Navigating Cultural Chasms: Exploring and Unlocking the Cultural POV of Text-To-Image Models
The paper discusses the cultural perception embedded within Text-to-Image (TTI) models such as DALL-E and StableDiffusion by investigating the cultural agency of these models and proposing a framework to unlock and evaluate cultural knowledge within generated images. The authors establish an ontology of cultural dimensions, domains, and concepts, from which they derive template prompts. These prompts aim to reveal the cultural inclinations latent within TTI models. Additionally, an assessment suite is proposed to critically evaluate the cultural content encoded in the images generated by these models.
Methodology and Dataset
The research stands on three foundational pillars: the development of a cultural ontology, the experimentation with various TTI models that incorporate multilingual text encoders, and the formulation of evaluation metrics—including intrinsic evaluations with CLIP space, extrinsic evaluations employing a Visual-Question-Answer (VQA) model, and human assessments.

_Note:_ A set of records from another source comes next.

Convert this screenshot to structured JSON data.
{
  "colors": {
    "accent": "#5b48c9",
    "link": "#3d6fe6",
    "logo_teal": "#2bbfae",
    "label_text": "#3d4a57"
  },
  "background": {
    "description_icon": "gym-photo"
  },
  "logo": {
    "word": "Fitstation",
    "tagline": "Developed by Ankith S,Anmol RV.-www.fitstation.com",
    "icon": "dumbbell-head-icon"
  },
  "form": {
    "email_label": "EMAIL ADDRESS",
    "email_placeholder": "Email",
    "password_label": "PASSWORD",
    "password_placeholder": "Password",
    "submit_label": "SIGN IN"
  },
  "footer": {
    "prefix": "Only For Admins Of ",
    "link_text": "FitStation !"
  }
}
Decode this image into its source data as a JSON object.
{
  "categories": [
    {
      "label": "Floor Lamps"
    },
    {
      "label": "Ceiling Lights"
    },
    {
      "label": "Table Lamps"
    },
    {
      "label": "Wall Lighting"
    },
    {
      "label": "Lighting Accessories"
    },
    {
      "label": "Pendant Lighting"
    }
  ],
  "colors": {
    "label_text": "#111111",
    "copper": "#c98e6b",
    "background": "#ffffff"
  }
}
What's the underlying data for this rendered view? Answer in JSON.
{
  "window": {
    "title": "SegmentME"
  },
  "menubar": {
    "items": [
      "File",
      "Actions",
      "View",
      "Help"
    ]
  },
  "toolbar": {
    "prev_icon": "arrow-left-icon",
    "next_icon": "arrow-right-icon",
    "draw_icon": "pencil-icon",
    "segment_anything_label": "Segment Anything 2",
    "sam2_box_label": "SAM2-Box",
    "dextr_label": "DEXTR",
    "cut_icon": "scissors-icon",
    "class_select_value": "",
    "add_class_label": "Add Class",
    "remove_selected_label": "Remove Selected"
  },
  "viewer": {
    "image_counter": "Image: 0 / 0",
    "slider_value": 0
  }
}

The CulText2I dataset plays a pivotal role in this paper, consisting of images generated from prompts inspired by cultural concepts across ten languages, utilizing four distinct TTI models: StableDiffusion, AltDiffusion, DeepFloyd, and DALL-E. The dataset provides a robust foundation for assessing the cross-cultural capabilities of TTI models by consistently applying a comprehensive set of prompt templates and examining the resulting images' cultural fidelity.
Key Findings
The authors' inquiry into the cultural encoding within TTI models yielded noteworthy insights:
- Cultural Knowledge Encoding: The TTI models encode cultural indices diversely, with discernible variances highlighted in the linguistic context of the generated images. The intrinsic National Association (NA) scores suggest variation in cultural sensitivity among different models and across varying linguistic inputs.
- Unlocking Cultural Knowledge: Language-specific encoding through prompt templates revealed latent cultural knowledge inherent in the TTI models. Especially in non-intentional multilingual encoders, both fully translated prompts and prompts embedding cultural identifiers (e.g., nationality) equally unlocked cultural knowledge.
- Cultural Dimensions Projections: The TTI models encapsulate trends in cultural dimensions, aligning with cultural dimensions proposed in classical cultural studies. Visual outputs displayed distinct cultural interpretations invoking Big Five personality traits, Hofstede's dimensions, and Inglehart-Welzel cultural axes.
- Cross-Cultural Similarities and Distinctiveness: The inherent model biases affect perception and representation of cultures cross-linguistically. For example, European languages displayed higher inherent similarities, which is indicative of a shared cultural lexicon influenced by etymology.
- Influence of Alphabet Characters: Even a single linguistic character from a target language, when integrated into a prompt, noticeably influenced the resultant image's cultural tone. This highlights the models' sensitivity to linguistic nuances within prompts.
Implications and Future Directions
The outcomes of this research have significant implications for the application and development of TTI models in multicultural contexts. Practically, this paper informs the design of TTI models that are capable of more accurately rendering culturally pertinent images. Theoretically, it also provides a framework for further scrutinizing how these models can be optimized for cultural accuracy and inclusivity. One crucial insight is that explicit cultural parameters embedded in prompts serve as advantageous levers for surfacing and interrogating the cultural representations in model outputs.
In future work, researchers could explore more nuanced cultural concepts or dimensions and analyze a larger array of TTI models, especially considering the dynamic landscape of multilingual model training data. Additionally, expanding the dataset and integrating more complex human and automatic evaluations could provide a more detailed understanding of cultural perceptions in AI models. Finally, understanding the internal architectures of TTI models and how cross-linguistic prompts can influence outputs afford new avenues for enhancing cultural alignment in image generation tasks.